Any time there’s a gap between receiving a payment, and the payment actually making its way into your bank account (for instance, when you deposit a check on Friday, and it doesn’t post until Monday) the payment should be accounted for as Money in Transit.
As with anything accounting-related, the more accurately something is recorded, the better!
Let’s say a client pays you by check on the last day of March. By the time the check clears and posts to your bank statement it will be April, leaving you with a bit of a conundrum: If you use the April transaction date to mark the transaction as paid, then your March reporting will not reflect the invoice payment, leaving your Accounts Receivable balance inaccurate. But if you record the invoice as paid in March, then your March bank statement will not reconcile.
This is where Money in Transit comes in: when the check arrives, you record it in a Money in Transit holding account – a sort of ‘pretend’ bank account. And when the check clears, you record a transfer from Money in Transit, to your Bank account.

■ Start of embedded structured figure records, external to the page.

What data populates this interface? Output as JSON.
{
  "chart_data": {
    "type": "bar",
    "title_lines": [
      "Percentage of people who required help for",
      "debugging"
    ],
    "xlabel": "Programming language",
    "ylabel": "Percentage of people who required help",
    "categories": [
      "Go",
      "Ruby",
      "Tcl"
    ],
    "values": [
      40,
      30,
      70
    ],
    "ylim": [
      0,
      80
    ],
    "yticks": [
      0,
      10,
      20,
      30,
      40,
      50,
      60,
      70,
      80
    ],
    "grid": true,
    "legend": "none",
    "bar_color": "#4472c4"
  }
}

How to add a Money in Transit account:
- Go to Accounting > Chart of Accounts and click Add a New Account. Add an Asset account with a name like Check Clearing, or simply Money in Transit.
How to Record Money in Transit:
- When you receive the check, apply the payment directly to the invoice in the Invoices page, and select your Money in Transit account as the payment account.
- When the cleared deposit transaction imports from your bank, create a Transfer between Money in Transit and your bank account.